Wiceminister Kowalski zaznaczył na briefingu prasowym, że jako pełnomocnik rządu do spraw transformacji energetycznej obszarów wiejskich i dzięki poparciu wicepremiera Henryka Kowalczyka razem z zespołem ekspertów przygotował specustawę dotyczącą biogazowni rolniczych.
Poinformował, że w ciągu najbliższych dni przedstawi założenia legislacyjne w sprawie biogazowni rolniczych, które w jego ocenie „powinny powstawać w Polsce na wielką skalę”.

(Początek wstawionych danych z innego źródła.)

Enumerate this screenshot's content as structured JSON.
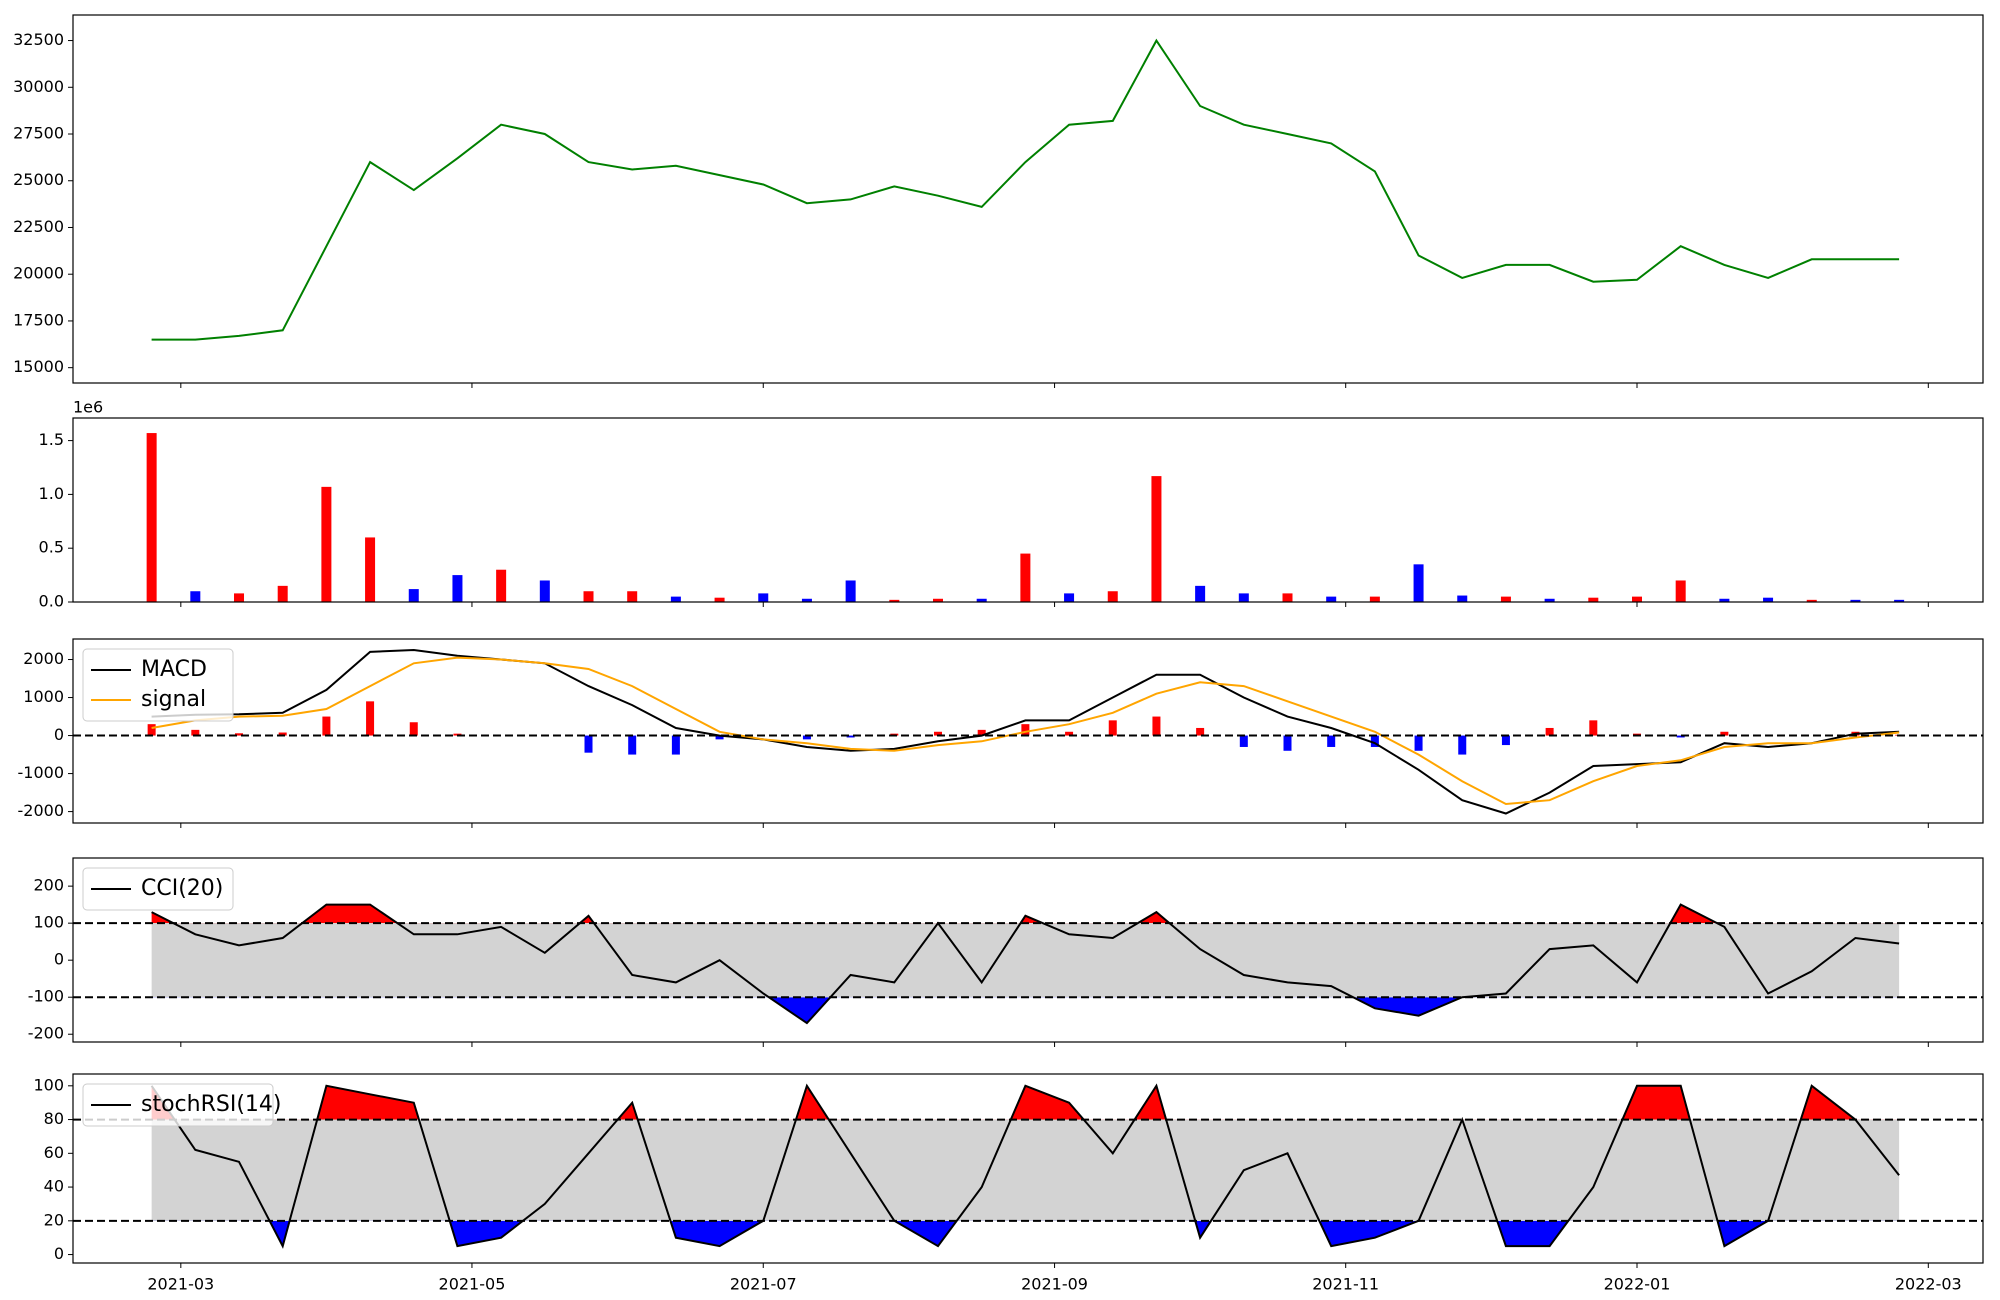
{
  "chart_data": {
    "type": "multi-panel",
    "x": [
      2021.15,
      2021.175,
      2021.2,
      2021.225,
      2021.25,
      2021.275,
      2021.3,
      2021.325,
      2021.35,
      2021.375,
      2021.4,
      2021.425,
      2021.45,
      2021.475,
      2021.5,
      2021.525,
      2021.55,
      2021.575,
      2021.6,
      2021.625,
      2021.65,
      2021.675,
      2021.7,
      2021.725,
      2021.75,
      2021.775,
      2021.8,
      2021.825,
      2021.85,
      2021.875,
      2021.9,
      2021.925,
      2021.95,
      2021.975,
      2022.0,
      2022.025,
      2022.05,
      2022.075,
      2022.1,
      2022.125,
      2022.15
    ],
    "xlim": [
      2021.105,
      2022.198
    ],
    "xticks": [
      {
        "value": 2021.1667,
        "label": "2021-03"
      },
      {
        "value": 2021.3333,
        "label": "2021-05"
      },
      {
        "value": 2021.5,
        "label": "2021-07"
      },
      {
        "value": 2021.6667,
        "label": "2021-09"
      },
      {
        "value": 2021.8333,
        "label": "2021-11"
      },
      {
        "value": 2022.0,
        "label": "2022-01"
      },
      {
        "value": 2022.1667,
        "label": "2022-03"
      }
    ],
    "panels": [
      {
        "type": "line",
        "ylim": [
          14180,
          33867
        ],
        "yticks": [
          15000,
          17500,
          20000,
          22500,
          25000,
          27500,
          30000,
          32500
        ],
        "series": [
          {
            "color": "green",
            "values": [
              16500,
              16500,
              16700,
              17000,
              21500,
              26000,
              24500,
              26200,
              28000,
              27500,
              26000,
              25600,
              25800,
              25300,
              24800,
              23800,
              24000,
              24700,
              24200,
              23600,
              26000,
              28000,
              28200,
              32500,
              29000,
              28000,
              27500,
              27000,
              25500,
              21000,
              19800,
              20500,
              20500,
              19600,
              19700,
              21500,
              20500,
              19800,
              20800,
              20800,
              20800
            ]
          }
        ]
      },
      {
        "type": "bar",
        "ylim": [
          0,
          1.71
        ],
        "offset_label": "1e6",
        "yticks": [
          {
            "value": 0,
            "label": "0.0"
          },
          0.5,
          {
            "value": 1,
            "label": "1.0"
          },
          1.5
        ],
        "values": [
          1.57,
          0.1,
          0.08,
          0.15,
          1.07,
          0.6,
          0.12,
          0.25,
          0.3,
          0.2,
          0.1,
          0.1,
          0.05,
          0.04,
          0.08,
          0.03,
          0.2,
          0.02,
          0.03,
          0.03,
          0.45,
          0.08,
          0.1,
          1.17,
          0.15,
          0.08,
          0.08,
          0.05,
          0.05,
          0.35,
          0.06,
          0.05,
          0.03,
          0.04,
          0.05,
          0.2,
          0.03,
          0.04,
          0.02,
          0.02,
          0.02
        ],
        "colors": [
          "red",
          "blue",
          "red",
          "red",
          "red",
          "red",
          "blue",
          "blue",
          "red",
          "blue",
          "red",
          "red",
          "blue",
          "red",
          "blue",
          "blue",
          "blue",
          "red",
          "red",
          "blue",
          "red",
          "blue",
          "red",
          "red",
          "blue",
          "blue",
          "red",
          "blue",
          "red",
          "blue",
          "blue",
          "red",
          "blue",
          "red",
          "red",
          "red",
          "blue",
          "blue",
          "red",
          "blue",
          "blue"
        ]
      },
      {
        "type": "macd",
        "ylim": [
          -2300,
          2540
        ],
        "yticks": [
          -2000,
          -1000,
          0,
          1000,
          2000
        ],
        "hlines": [
          0
        ],
        "legend": "upper left",
        "series": [
          {
            "name": "MACD",
            "color": "black",
            "values": [
              500,
              550,
              560,
              600,
              1200,
              2200,
              2250,
              2100,
              2000,
              1900,
              1300,
              800,
              200,
              0,
              -100,
              -300,
              -400,
              -350,
              -150,
              0,
              400,
              400,
              1000,
              1600,
              1600,
              1000,
              500,
              200,
              -200,
              -900,
              -1700,
              -2050,
              -1500,
              -800,
              -750,
              -700,
              -200,
              -300,
              -200,
              50,
              100
            ]
          },
          {
            "name": "signal",
            "color": "orange",
            "values": [
              200,
              400,
              500,
              520,
              700,
              1300,
              1900,
              2050,
              2000,
              1900,
              1750,
              1300,
              700,
              100,
              -100,
              -200,
              -350,
              -400,
              -250,
              -150,
              100,
              300,
              600,
              1100,
              1400,
              1300,
              900,
              500,
              100,
              -500,
              -1200,
              -1800,
              -1700,
              -1200,
              -800,
              -650,
              -300,
              -200,
              -200,
              -50,
              80
            ]
          }
        ],
        "histogram": {
          "pos_color": "red",
          "neg_color": "blue",
          "values": [
            300,
            150,
            60,
            80,
            500,
            900,
            350,
            50,
            0,
            0,
            -450,
            -500,
            -500,
            -100,
            0,
            -100,
            -50,
            50,
            100,
            150,
            300,
            100,
            400,
            500,
            200,
            -300,
            -400,
            -300,
            -300,
            -400,
            -500,
            -250,
            200,
            400,
            50,
            -50,
            100,
            0,
            0,
            100,
            20
          ]
        }
      },
      {
        "type": "band",
        "ylim": [
          -221,
          276
        ],
        "yticks": [
          -200,
          -100,
          0,
          100,
          200
        ],
        "hlines": [
          -100,
          100
        ],
        "legend": "upper left",
        "band_color": "lightgray",
        "upper_color": "red",
        "lower_color": "blue",
        "series": [
          {
            "name": "CCI(20)",
            "color": "black",
            "values": [
              130,
              70,
              40,
              60,
              150,
              150,
              70,
              70,
              90,
              20,
              120,
              -40,
              -60,
              0,
              -90,
              -170,
              -40,
              -60,
              100,
              -60,
              120,
              70,
              60,
              130,
              30,
              -40,
              -60,
              -70,
              -130,
              -150,
              -100,
              -90,
              30,
              40,
              -60,
              150,
              90,
              -90,
              -30,
              60,
              45
            ]
          }
        ]
      },
      {
        "type": "band",
        "ylim": [
          -5,
          107
        ],
        "yticks": [
          0,
          20,
          40,
          60,
          80,
          100
        ],
        "hlines": [
          20,
          80
        ],
        "legend": "upper left",
        "band_color": "lightgray",
        "upper_color": "red",
        "lower_color": "blue",
        "series": [
          {
            "name": "stochRSI(14)",
            "color": "black",
            "values": [
              100,
              62,
              55,
              5,
              100,
              95,
              90,
              5,
              10,
              30,
              60,
              90,
              10,
              5,
              20,
              100,
              60,
              20,
              5,
              40,
              100,
              90,
              60,
              100,
              10,
              50,
              60,
              5,
              10,
              20,
              80,
              5,
              5,
              40,
              100,
              100,
              5,
              20,
              100,
              80,
              47
            ]
          }
        ]
      }
    ]
  }
}
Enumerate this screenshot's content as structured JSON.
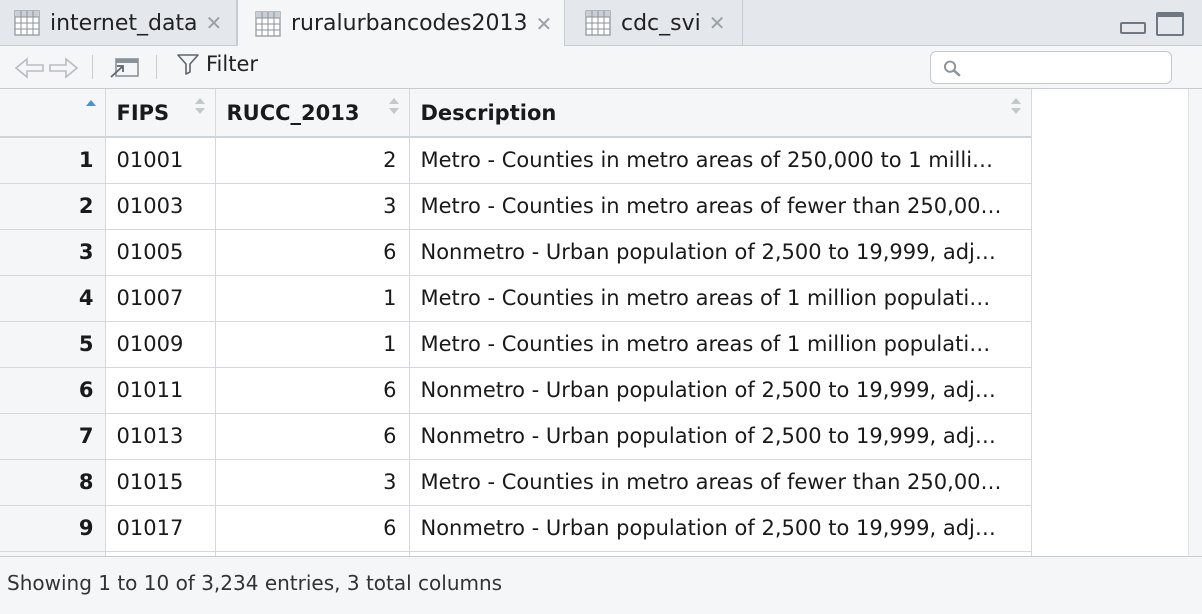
{
  "tabs": [
    {
      "label": "internet_data",
      "active": false
    },
    {
      "label": "ruralurbancodes2013",
      "active": true
    },
    {
      "label": "cdc_svi",
      "active": false
    }
  ],
  "toolbar": {
    "filter_label": "Filter",
    "search_placeholder": ""
  },
  "table": {
    "columns": [
      "FIPS",
      "RUCC_2013",
      "Description"
    ],
    "rows": [
      {
        "n": "1",
        "fips": "01001",
        "rucc": "2",
        "desc": "Metro - Counties in metro areas of 250,000 to 1 milli…"
      },
      {
        "n": "2",
        "fips": "01003",
        "rucc": "3",
        "desc": "Metro - Counties in metro areas of fewer than 250,00…"
      },
      {
        "n": "3",
        "fips": "01005",
        "rucc": "6",
        "desc": "Nonmetro - Urban population of 2,500 to 19,999, adj…"
      },
      {
        "n": "4",
        "fips": "01007",
        "rucc": "1",
        "desc": "Metro - Counties in metro areas of 1 million populati…"
      },
      {
        "n": "5",
        "fips": "01009",
        "rucc": "1",
        "desc": "Metro - Counties in metro areas of 1 million populati…"
      },
      {
        "n": "6",
        "fips": "01011",
        "rucc": "6",
        "desc": "Nonmetro - Urban population of 2,500 to 19,999, adj…"
      },
      {
        "n": "7",
        "fips": "01013",
        "rucc": "6",
        "desc": "Nonmetro - Urban population of 2,500 to 19,999, adj…"
      },
      {
        "n": "8",
        "fips": "01015",
        "rucc": "3",
        "desc": "Metro - Counties in metro areas of fewer than 250,00…"
      },
      {
        "n": "9",
        "fips": "01017",
        "rucc": "6",
        "desc": "Nonmetro - Urban population of 2,500 to 19,999, adj…"
      }
    ]
  },
  "footer": {
    "status": "Showing 1 to 10 of 3,234 entries, 3 total columns"
  },
  "colors": {
    "chrome": "#e4e8ec",
    "panel": "#f4f6f8",
    "border": "#c6ccd2",
    "sort_active": "#4a90d9"
  }
}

Uwarunkowania dla biogazowni
Wiceszef resortu rolnictwa zwrócił uwagę na kwestię planowanego wprowadzenia ułatwień w realizacji inwestycji lokalizacyjnej biogazowni rolniczych dla rolników indywidualnych, którzy mają hodowlę trzody chlewnej i krów mlecznych. „Powinni mieć możliwość postawienia biogazowni rolniczych bez konieczności zmian w miejscowym planie zagospodarowania przestrzennego, bez uzyskiwania nowych decyzji środowiskowych. Nie może być też tak, że pozostałości po wyprodukowaniu biogazu są traktowane jako odpad. One mogą być wykorzystane przez rolników jako nawóz” – wskazał Kowalski.
Podkreślił, że szczególne warunki do inwestycji w biogazownie rolnicze istnieją na Pomorzu Zachodnim i gdzie „są ogromne gospodarstwa rolne, które mają dostęp do substratu, który może być wykorzystywany na cele energetyczne”. Stąd także poniedziałkowa wizyta wiceministra w Zachodniopomorskiem i planowane rozmowy z rolnikami.
Jest potencjał
Obecnie, jak poinformował Kowalski, w Polsce funkcjonuje zaledwie ok. 140 biogazowni, a dla porównania w Niemczech jest ich ok. 9000. Przytoczył też szacunki, według których w Polsce może być produkowanych 14 mld m3 biogazu, po oczyszczeniu biometanu ok. 7-8 mld m3. Dodał, że inwestycje w tę produkcję rozpoczął PKN Orlen, ale „nam zależy na ogromnej dywersyfikacji”.
Stabilne OZE
„Tam, gdzie rolnicy mogą stworzyć dodatkowe źródło dochodów, zbudować biogazownie, które polskie państwo dofinansowuje w wysokości 65 proc., warto poprawić przepisy” – ocenił Kowalski. Zaznaczył przy tym, że specustawa ma być też odpowiedzią na to, co się wydarzyło na rynkach energetycznych po wybuchu wojny na Ukrainie. „Biogazownia to jest to OZE bardzo stabilne” – podkreślił.
Ponadto, w jego ocenie, biogazownie rolnicze mogą być „znakomitą propozycją dla szukania partnerstwa między samorządami terytorialnymi a rolnikami indywidualnym”.
Zaznaczył, że Ministerstwu Rolnictwa i Rozwoju Wsi zależy na tym, aby przekaz dotyczący biogazowni rolniczych był jasny dla wójtów, w tym tych ziemi koszalińskiej, którzy, jak zaznaczył Kowalski, zastanawiają się, w co inwestować w najbliższych miesiącach, latach w jaką technologię, żeby produkować tanie ciepło i tanią energię elektryczną.
„Na etapie prac legislacyjnych zachęcamy się do włączania, do zgłaszania swoich propozycji. Mamy stworzyć nowoczesne prawo, które spowoduje to, że w ciągu najbliższych kilkunastu miesięcy zostanie podjętych co najmniej kilkaset decyzji inwestycyjnych o lokalizacji biogazowni” – powiedział Kowalski.
Transformacja energetyczna powinna być korzystna dla wszystkich
Podkreślił, że ważne jest to, by „transformacja energetyczna w Polsce nie była wyłącznie korzystna dla deweloperów farm fotowoltaicznych i wiatrakowych, ale aby była korzystna dla milionów Polaków”.
„Biogazownie rolnicze są tymi przedsięwzięciami, które dają korzyści całej społeczności lokalnej. Proponują dużo tańsze ciepło na obszarach wiejskich, a przede wszystkim dodatkowe dochody dla rolników, którzy dostarczają substrat” – przekazał Kowalski.